Thursday, April 8, 2010

Smart Liberals Have More Fun

Apropos of hardly anything, this post advances the theory that veteran journalists tend to rely too much on what they think they know about a new development on an issue with which they're conversant, instead of asking questions. One of the commenters suggested that this is an explanation for the dreaded "liberal bias in the media", and I rose to the bait. But it got me to thinking.

There is, of course, a fairly well-entrenched narrative about liberals being smarter than conservatives. As somebody who's moderately conservative and who likes to think of himself as pretty smart, this meme always causes me to hunch my shoulders a little bit and feel defensive. Part of that defensiveness stems from a sneaking suspicion that the narrative is probably right. God knows that there are plenty of knee-jerk, reactionary, know-nothings on the far right of the conservative spectrum. These are not people with whom I identify, although I share more of their political impulses than I do with, say, the far left.

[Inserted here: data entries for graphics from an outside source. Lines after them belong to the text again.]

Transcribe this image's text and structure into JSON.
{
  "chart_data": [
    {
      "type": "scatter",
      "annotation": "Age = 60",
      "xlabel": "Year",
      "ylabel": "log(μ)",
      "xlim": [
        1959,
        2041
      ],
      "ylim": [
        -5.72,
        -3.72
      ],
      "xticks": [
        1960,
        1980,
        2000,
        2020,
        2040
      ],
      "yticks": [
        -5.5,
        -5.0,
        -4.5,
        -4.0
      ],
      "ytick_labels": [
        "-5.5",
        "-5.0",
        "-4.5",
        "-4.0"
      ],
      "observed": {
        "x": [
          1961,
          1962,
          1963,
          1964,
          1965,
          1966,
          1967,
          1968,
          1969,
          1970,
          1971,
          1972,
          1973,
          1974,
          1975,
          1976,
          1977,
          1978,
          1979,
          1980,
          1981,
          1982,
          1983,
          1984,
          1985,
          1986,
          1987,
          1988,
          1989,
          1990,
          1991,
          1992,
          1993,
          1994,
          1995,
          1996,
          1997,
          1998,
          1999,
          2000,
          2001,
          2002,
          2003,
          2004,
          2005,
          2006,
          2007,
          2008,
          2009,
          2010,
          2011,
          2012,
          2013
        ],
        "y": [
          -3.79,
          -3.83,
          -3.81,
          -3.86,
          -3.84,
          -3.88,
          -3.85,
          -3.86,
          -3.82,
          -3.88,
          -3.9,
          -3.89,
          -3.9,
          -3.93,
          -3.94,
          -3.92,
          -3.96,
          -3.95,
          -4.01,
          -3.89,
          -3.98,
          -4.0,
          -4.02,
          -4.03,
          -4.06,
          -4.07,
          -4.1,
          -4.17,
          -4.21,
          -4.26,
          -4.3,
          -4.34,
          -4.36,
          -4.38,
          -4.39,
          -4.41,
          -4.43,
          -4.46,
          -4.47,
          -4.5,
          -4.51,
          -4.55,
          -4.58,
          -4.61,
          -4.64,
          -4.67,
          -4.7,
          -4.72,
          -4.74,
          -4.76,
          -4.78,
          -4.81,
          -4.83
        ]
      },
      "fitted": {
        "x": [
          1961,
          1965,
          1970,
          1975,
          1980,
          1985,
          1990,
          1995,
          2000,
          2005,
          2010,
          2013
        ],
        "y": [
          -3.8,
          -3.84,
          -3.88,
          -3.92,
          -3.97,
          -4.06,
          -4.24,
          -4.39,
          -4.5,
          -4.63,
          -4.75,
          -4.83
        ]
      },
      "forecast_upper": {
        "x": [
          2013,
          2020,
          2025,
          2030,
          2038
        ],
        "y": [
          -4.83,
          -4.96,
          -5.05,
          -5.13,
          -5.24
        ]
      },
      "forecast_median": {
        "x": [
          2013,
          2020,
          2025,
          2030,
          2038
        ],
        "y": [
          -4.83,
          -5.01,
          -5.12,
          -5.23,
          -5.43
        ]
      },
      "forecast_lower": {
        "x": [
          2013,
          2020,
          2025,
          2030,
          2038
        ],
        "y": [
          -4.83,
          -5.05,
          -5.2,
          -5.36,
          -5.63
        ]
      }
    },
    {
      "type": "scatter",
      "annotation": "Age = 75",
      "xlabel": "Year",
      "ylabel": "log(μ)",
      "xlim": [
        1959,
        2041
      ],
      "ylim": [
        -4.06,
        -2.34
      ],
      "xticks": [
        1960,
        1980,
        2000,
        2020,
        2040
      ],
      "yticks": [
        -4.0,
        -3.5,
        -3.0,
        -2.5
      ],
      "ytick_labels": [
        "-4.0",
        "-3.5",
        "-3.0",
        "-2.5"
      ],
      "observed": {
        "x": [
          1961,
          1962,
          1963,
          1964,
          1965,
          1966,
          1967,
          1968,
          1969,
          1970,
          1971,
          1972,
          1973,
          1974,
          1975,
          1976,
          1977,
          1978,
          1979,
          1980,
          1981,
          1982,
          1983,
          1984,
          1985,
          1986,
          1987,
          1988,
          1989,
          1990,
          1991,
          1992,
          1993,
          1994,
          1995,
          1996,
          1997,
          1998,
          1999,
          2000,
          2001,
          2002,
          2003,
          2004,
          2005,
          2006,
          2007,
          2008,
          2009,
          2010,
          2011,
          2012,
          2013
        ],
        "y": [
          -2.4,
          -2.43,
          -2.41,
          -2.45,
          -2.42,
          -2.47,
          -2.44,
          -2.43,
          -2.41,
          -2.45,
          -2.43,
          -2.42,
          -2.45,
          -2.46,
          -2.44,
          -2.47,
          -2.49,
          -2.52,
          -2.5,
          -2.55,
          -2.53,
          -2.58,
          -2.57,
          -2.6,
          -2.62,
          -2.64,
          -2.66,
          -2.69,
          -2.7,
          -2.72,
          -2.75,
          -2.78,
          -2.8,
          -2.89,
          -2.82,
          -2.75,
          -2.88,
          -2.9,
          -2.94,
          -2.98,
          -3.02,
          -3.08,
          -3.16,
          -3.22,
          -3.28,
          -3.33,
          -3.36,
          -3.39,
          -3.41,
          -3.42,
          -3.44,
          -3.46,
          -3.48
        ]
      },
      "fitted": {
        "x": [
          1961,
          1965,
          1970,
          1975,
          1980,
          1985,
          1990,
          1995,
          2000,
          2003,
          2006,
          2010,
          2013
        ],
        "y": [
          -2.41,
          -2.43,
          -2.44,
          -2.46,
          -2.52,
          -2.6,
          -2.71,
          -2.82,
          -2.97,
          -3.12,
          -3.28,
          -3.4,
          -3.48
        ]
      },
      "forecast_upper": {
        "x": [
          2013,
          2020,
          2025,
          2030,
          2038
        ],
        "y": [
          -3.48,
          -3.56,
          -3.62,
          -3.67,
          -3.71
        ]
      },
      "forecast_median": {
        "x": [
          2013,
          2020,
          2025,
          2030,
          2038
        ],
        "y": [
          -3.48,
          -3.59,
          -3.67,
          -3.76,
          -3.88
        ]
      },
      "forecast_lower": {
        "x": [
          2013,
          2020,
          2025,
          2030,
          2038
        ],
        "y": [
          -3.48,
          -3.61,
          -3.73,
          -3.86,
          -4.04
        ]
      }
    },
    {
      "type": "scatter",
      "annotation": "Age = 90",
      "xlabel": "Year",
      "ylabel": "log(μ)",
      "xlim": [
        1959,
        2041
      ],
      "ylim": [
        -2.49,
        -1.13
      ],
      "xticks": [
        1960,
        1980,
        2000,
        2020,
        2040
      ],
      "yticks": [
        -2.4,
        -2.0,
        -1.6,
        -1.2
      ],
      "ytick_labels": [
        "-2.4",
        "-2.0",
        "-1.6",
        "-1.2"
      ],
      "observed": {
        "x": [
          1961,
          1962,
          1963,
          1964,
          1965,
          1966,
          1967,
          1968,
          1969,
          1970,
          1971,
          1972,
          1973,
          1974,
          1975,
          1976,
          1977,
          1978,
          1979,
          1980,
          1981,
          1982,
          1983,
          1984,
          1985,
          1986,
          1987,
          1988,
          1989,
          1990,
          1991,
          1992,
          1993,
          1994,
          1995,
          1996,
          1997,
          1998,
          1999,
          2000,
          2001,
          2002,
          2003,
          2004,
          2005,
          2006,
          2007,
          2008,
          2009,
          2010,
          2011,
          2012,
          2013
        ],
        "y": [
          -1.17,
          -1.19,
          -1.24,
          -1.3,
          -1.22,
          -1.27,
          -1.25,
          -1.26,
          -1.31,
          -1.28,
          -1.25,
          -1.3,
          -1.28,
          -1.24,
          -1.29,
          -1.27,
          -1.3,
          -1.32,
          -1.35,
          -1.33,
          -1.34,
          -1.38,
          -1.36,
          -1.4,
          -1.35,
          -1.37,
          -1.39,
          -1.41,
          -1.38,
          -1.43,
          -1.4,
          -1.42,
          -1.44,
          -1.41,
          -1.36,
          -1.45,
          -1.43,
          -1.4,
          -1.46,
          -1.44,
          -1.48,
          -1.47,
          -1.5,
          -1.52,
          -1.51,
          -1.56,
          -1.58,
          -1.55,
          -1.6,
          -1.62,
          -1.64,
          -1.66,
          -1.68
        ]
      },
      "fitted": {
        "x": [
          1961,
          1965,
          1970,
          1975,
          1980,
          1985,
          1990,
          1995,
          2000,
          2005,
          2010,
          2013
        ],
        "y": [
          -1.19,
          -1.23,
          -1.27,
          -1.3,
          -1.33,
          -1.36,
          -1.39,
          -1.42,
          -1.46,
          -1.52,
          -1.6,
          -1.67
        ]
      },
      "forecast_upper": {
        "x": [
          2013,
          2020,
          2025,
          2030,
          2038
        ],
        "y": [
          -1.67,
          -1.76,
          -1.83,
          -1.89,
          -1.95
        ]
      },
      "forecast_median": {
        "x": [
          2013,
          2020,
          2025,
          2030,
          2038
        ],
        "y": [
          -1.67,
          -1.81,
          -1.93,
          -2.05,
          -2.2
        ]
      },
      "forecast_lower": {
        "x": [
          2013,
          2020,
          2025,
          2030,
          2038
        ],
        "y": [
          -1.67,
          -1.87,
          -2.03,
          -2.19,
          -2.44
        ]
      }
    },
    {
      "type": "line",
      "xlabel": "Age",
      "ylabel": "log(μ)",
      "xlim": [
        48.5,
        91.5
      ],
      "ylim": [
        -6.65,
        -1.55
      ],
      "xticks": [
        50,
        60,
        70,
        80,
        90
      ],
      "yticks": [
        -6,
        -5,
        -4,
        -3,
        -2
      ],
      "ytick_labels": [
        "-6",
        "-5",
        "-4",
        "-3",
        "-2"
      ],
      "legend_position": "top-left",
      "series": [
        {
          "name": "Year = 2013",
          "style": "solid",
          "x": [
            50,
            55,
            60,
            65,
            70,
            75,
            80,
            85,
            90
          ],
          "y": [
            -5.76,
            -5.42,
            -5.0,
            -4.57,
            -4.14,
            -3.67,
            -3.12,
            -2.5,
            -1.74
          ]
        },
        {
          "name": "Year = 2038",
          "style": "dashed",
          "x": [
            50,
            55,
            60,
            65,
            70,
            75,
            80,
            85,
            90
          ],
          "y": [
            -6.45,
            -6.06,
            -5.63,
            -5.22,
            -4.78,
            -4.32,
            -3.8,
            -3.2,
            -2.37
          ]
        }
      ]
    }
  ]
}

Needless to say, I'd love to rationalize my position here. And I believe that I have found a way:

A while back I wrote about the seductiveness of policy interventions. When you understand an issue, the temptation to engineer a solution to the problems surrounding an issue becomes almost overwhelming. Indeed, it's almost irresistible to fiddle with an idea in your head, playing what-if games, seeing if you can come up with something that appears to be bullet-proof. It's fun!

On the other hand, you hopefully remember that the odds of successfully intervening in a complex system and actually making things better are pretty remote. If you're a smart conservative, you try to keep this thought close at hand whenever you start playing with policy ideas.

But that is ultimately a boring, not-very-fun idea. A true idea, an important idea, always a good policy idea, but not very fun. At the end of the day, most people would rather be Pooh than Eeyore.

So imagine now that you are a smart person who's interested in politics and policy. (Hopefully, you are a smart person and don't have to imagine very hard.) Probably the reason that you are interested in P&P is because you think it's fun to think about. So: are you going to have more fun as an interventionist liberal or a grumpy old Hayekian conservative? The answer is, hopefully, obvious.

This seems to be a perfectly good explanation for why there are more smart liberals than there are smart conservatives. Smart liberals get to play with hundreds of issues and propose all sorts of innovative solutions for their problems. Smart conservatives pretty much get to apply the following three ideas to every policy problem:
  1. Complex, non-linear systems can't be engineered.

  2. There are limits to what you can know, even if you could engineer a complex system.

  3. Human nature isn't perfectable, and most policy interventions for most issues require nearly-perfect humans to successfully manage them.
No fun. Most people like to have fun, especially smart people. Smart people tend to be liberals, because liberals have more fun.